Stockholm is a city made for lovers of art and photography. From the beautiful old town, to the unique art in metro stations, Sweden’s capital is photogenic and a haven for visual creatives. There are also some great galleries to visit.
I have to be honest and say that I’ve never really been much of an art fan. I tend to avoid art galleries and the like when travelling, I’d much rather go to an interesting museum or just wander around taking in a new place.
When I was putting together my itinerary for Stockholm, I hadn’t initially planned to include any art-related activities, until I was given some recommendations by a friend from university.
Whilst on my trip, somebody staying in my hostel also recommended Fotografiska to me. In the end, my trip was filled with art and photography! Even more than that, I loved the fact that it was and it’s definitely given me a little bit of a soft spot for art after years of complete indifference.
Here’s my pick of the best art and photography based things to see and do in Stockholm:
A free modern art museum, this is well worth a visit. Located in Skeppsholem, close by the Abba and Vasa museums, this gallery contains a vast array of modern and contemporary works by artists such as Pablo Picasso and Henri Matisse.
The main exhibition is free and it’s open until 8pm on Friday evening. I’d recommend heading there later in the day you’re a solo traveller, it gives you something to do during the evening and there are barely any other people there.
As I wrote about in a post here, the Stockholm metro system is home to a number of different art installations, showcased across its stations. Buy a 70-minute ticket and head to as many stations as you can, you won’t be disappointed. T Centralen was my favourite, followed closely by Stadion.

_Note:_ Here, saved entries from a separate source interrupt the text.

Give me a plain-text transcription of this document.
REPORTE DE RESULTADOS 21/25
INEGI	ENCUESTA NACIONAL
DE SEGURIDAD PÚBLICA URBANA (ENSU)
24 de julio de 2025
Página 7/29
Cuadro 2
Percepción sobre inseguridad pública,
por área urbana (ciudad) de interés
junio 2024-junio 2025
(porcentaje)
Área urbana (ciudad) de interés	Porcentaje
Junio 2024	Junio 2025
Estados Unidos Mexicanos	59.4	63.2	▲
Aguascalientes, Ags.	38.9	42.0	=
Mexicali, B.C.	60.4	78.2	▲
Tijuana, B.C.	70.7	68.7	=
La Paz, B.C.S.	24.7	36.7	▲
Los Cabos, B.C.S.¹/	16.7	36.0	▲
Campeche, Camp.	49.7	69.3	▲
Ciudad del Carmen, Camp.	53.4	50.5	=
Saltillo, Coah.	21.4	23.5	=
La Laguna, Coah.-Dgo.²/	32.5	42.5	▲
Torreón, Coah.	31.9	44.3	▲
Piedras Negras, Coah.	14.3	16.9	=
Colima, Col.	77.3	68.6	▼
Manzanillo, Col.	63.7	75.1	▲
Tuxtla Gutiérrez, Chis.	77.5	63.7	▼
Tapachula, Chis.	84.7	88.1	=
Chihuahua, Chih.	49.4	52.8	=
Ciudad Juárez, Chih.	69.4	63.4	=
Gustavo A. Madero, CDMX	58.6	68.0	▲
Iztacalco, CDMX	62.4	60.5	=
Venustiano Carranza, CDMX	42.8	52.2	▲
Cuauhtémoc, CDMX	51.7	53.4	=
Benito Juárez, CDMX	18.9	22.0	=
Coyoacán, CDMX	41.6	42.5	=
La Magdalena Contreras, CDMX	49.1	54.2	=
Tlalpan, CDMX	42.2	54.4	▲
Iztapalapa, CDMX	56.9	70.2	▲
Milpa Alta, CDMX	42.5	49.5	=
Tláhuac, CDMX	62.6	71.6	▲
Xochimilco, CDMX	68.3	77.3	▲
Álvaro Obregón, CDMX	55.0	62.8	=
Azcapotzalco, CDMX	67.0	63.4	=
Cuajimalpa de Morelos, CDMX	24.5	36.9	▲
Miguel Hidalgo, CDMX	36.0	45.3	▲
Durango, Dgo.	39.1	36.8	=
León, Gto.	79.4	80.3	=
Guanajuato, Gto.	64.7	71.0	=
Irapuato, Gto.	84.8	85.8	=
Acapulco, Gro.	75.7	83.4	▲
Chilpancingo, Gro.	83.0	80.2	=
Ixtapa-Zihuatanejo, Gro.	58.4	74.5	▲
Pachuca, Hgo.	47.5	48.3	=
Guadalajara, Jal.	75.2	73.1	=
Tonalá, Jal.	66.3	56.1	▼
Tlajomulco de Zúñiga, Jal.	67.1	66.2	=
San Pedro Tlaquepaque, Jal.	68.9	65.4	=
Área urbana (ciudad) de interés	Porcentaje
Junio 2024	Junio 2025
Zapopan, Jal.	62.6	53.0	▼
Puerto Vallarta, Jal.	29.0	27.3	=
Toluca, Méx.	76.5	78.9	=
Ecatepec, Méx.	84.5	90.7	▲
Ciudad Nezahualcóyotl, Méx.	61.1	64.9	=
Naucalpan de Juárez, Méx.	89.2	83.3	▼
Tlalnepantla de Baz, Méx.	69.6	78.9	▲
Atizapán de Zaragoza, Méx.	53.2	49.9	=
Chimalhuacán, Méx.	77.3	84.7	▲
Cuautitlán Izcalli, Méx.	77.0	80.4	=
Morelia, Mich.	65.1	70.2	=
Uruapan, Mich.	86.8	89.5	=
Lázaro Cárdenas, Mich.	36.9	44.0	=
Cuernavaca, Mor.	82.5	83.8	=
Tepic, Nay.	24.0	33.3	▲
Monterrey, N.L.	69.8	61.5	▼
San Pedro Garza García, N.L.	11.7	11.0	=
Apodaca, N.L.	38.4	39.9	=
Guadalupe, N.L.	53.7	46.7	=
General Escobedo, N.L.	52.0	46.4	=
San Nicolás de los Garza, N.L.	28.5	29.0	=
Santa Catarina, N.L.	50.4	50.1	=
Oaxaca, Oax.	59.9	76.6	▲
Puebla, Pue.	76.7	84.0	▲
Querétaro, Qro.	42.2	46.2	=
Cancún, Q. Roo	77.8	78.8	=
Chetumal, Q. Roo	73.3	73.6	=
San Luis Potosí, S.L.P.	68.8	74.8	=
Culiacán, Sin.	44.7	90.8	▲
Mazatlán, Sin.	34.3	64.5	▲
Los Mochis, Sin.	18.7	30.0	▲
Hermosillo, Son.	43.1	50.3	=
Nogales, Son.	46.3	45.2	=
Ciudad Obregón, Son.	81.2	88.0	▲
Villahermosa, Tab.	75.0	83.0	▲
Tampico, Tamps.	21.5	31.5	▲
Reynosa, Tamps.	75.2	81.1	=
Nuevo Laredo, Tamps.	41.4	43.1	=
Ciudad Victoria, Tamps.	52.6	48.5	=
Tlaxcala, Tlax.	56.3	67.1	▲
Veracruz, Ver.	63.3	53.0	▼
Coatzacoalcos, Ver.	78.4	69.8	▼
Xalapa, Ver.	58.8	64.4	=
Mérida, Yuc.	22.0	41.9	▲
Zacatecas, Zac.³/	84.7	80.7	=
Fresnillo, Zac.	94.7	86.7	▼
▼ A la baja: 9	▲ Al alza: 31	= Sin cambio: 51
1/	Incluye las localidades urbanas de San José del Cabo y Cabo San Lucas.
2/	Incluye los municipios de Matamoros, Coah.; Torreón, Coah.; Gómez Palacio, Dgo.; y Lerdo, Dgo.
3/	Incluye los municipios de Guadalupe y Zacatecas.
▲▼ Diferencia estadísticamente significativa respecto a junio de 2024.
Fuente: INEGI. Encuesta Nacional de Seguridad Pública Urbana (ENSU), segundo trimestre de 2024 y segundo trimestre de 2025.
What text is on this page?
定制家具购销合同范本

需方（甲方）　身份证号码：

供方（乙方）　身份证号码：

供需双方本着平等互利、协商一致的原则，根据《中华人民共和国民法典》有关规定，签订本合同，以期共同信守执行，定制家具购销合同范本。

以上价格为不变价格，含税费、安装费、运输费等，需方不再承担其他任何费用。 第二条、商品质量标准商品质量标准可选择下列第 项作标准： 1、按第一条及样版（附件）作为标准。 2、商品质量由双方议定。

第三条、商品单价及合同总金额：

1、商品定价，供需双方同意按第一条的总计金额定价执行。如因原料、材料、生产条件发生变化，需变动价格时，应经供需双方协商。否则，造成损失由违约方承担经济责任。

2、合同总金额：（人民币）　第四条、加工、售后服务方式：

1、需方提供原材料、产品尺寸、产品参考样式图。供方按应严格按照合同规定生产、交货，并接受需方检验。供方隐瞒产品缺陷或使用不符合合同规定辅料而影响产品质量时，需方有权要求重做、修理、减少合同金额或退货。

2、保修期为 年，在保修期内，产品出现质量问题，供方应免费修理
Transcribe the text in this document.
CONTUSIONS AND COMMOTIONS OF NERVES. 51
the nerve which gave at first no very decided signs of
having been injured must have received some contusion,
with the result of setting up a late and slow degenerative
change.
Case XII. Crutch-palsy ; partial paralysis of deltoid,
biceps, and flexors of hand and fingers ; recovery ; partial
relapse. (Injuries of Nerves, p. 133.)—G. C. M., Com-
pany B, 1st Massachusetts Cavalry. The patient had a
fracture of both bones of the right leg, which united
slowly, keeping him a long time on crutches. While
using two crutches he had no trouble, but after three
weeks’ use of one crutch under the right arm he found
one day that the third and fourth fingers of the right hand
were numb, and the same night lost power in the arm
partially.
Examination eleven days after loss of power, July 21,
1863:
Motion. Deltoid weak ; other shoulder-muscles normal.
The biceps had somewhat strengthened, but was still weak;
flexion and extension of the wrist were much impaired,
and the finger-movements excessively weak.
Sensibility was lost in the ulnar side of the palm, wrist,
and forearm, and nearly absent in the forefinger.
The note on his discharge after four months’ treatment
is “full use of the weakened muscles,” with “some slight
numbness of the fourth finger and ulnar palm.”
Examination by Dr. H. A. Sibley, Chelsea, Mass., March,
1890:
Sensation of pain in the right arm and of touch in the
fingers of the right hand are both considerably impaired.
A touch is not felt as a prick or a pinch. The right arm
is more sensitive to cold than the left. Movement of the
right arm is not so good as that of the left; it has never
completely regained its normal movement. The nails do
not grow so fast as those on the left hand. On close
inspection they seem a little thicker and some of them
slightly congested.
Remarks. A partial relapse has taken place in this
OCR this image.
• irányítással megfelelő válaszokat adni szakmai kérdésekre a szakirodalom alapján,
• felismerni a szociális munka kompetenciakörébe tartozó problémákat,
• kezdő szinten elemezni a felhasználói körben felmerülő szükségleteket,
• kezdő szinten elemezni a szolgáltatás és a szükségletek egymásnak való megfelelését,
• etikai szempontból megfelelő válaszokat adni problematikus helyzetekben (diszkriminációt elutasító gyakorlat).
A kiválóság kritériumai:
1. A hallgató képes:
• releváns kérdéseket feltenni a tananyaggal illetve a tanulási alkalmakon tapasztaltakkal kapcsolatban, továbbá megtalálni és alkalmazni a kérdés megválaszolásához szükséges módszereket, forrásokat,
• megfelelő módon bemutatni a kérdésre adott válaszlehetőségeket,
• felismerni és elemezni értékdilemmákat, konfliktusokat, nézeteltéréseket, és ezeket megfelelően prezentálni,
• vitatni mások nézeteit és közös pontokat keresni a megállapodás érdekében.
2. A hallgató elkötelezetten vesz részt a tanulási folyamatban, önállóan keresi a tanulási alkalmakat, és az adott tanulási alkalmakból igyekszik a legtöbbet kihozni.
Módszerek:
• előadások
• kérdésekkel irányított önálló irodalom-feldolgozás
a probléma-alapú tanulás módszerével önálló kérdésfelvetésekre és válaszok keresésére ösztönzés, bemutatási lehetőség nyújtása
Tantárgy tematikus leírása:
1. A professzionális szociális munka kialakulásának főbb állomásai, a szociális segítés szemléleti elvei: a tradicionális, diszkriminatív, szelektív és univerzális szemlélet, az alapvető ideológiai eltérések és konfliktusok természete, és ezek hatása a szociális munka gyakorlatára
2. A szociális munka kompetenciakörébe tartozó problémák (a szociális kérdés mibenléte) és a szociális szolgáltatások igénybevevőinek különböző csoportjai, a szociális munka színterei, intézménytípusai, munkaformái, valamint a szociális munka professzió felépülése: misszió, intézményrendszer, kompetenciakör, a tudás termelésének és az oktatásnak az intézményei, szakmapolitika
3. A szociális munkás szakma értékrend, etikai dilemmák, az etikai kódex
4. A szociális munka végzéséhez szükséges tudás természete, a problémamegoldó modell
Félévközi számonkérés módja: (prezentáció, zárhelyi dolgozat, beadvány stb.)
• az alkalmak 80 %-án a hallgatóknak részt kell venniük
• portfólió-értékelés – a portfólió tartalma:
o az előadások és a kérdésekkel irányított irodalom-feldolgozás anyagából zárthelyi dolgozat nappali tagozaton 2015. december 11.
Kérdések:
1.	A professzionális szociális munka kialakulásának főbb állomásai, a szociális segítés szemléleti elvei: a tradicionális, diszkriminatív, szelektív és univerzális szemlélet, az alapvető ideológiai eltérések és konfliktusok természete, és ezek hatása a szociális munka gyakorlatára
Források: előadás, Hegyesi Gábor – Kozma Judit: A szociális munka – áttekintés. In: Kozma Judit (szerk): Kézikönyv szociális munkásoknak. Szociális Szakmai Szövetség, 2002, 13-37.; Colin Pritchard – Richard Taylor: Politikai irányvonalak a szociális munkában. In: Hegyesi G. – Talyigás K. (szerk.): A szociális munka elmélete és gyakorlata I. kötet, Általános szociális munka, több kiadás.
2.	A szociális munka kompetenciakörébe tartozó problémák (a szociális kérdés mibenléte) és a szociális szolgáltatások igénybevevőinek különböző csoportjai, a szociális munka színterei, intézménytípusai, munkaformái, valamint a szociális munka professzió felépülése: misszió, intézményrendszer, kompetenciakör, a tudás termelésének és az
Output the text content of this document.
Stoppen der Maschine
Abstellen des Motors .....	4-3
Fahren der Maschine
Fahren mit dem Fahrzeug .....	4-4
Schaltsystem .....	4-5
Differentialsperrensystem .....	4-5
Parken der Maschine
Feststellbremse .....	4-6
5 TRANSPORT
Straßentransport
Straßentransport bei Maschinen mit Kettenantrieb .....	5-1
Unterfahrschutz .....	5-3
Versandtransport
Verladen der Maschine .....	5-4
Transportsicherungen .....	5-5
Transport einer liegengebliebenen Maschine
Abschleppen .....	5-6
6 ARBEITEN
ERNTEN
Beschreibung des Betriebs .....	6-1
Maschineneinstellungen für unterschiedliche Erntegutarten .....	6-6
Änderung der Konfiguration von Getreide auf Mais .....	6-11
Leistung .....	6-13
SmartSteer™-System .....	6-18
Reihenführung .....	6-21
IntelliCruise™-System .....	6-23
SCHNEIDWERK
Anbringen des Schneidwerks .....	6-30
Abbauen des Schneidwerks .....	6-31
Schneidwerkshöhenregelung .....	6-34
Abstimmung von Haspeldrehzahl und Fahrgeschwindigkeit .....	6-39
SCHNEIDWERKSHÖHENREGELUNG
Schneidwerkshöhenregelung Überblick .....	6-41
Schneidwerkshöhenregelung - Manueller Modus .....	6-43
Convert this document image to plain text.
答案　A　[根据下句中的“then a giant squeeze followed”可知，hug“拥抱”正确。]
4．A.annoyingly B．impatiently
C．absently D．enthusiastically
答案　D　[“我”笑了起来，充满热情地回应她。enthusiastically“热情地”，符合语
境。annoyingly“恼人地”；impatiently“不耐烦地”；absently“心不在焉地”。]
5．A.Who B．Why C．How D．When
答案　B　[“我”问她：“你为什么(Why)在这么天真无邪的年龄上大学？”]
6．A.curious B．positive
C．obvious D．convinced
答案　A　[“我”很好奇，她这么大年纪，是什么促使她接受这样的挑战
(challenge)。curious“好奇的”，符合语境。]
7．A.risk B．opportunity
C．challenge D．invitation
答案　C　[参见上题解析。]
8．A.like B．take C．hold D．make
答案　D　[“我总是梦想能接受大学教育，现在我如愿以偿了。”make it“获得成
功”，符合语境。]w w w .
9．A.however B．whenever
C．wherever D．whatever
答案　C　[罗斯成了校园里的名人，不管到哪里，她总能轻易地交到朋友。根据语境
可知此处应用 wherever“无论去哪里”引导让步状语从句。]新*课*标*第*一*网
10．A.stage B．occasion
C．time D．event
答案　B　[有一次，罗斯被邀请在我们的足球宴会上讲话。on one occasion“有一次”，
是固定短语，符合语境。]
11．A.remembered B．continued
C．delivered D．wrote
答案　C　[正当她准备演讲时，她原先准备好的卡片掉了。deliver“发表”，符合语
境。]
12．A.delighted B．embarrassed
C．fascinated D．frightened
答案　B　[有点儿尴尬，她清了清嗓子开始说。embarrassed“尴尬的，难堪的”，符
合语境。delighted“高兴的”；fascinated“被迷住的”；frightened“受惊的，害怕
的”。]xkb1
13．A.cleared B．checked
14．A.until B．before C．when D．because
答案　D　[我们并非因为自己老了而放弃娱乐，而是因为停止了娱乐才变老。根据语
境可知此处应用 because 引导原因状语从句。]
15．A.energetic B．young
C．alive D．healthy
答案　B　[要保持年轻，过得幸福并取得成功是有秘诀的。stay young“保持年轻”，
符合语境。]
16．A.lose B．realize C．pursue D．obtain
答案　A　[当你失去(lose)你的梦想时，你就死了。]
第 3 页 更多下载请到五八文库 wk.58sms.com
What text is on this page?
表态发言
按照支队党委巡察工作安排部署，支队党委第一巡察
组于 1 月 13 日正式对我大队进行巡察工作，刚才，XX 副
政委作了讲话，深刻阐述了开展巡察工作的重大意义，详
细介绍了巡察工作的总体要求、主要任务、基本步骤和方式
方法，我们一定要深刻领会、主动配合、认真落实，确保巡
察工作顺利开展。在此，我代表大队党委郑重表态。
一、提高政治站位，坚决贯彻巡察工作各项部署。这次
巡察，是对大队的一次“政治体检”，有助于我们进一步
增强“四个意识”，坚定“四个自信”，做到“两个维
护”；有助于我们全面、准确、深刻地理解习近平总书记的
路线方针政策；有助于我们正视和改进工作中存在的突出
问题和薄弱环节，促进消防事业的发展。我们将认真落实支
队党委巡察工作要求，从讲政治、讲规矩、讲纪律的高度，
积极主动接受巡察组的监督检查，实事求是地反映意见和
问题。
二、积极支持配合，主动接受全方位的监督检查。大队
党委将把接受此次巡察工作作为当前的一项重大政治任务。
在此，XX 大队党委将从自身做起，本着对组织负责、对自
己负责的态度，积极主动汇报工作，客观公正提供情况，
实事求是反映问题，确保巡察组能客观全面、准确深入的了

This was my favourite of all the arty places I visited and one of the best things I saw during my trip. I’ve been getting in to photography more recently but still wasn’t expecting to enjoy the gallery as much as I did! The exhibitions are only around for a limited time but there’s a few different ones to see at any one time.
The standout one for my by far was Paul Hansen’s “Being There”, which has sadly ended. For those of you who haven’t come across this work before (I hadn’t), Hansen is a Swedish photojournalist that has travelled all over the world photographing people and events. The exhibition was filled with amazing but also devastating photographs of people in various places such as Haiti, Syria and Ukraine. Each photograph was accompanied by a short commentary and I found myself holding back tears as I looked around. Truly incredible. You can read more about Paul Hansen here.
Fotografiska also has a gorgeous café restaurant with incredible views over the water and Stockholm. You need to have bought a ticket for the exhibition to enter. Admission costs 135 SEK (or just under £12). Factor in a few hours when visiting to ensure you have plenty of time to really immerse yourself in the exhibitions.
Stockholm Public Library
Ok, so this shouldn’t necessarily be included as an arty activity but I feel like the architecture of the library is so cool that visiting is a must. It’s like an exhibition in itself and you can visit for free. Designed by Gunnar Asplund, the main part of the library is a round hall surrounded by staircases. I’m not entirely sure how members of the public using it as an actual library concentrate; not only is the building beautiful, there are a number of tourists milling around snapping photos.
Get lost in the beautiful Old Town
Let’s face it, no trip to a European city is complete without visiting its Old Town.
Gamla Stan in Stockholm is one of the prettiest old towns I’ve come across in my travel and it’s a photographer’s dream, with gorgeous coloured buildings and cobbled streets.
Head there early morning to avoid the crowds and get lost in it’s winding streets, camera in hand.
There are a number of other art galleries and exhibitions that you could check out whilst in Stockholm that I didn’t make it to, such as:
Artipelag: an art, culture and design venue set in Varmdo in the archipelago.
Liljevalchs Konsthall: art and design exhibition.
Ark Des: national centre for archtecture and design.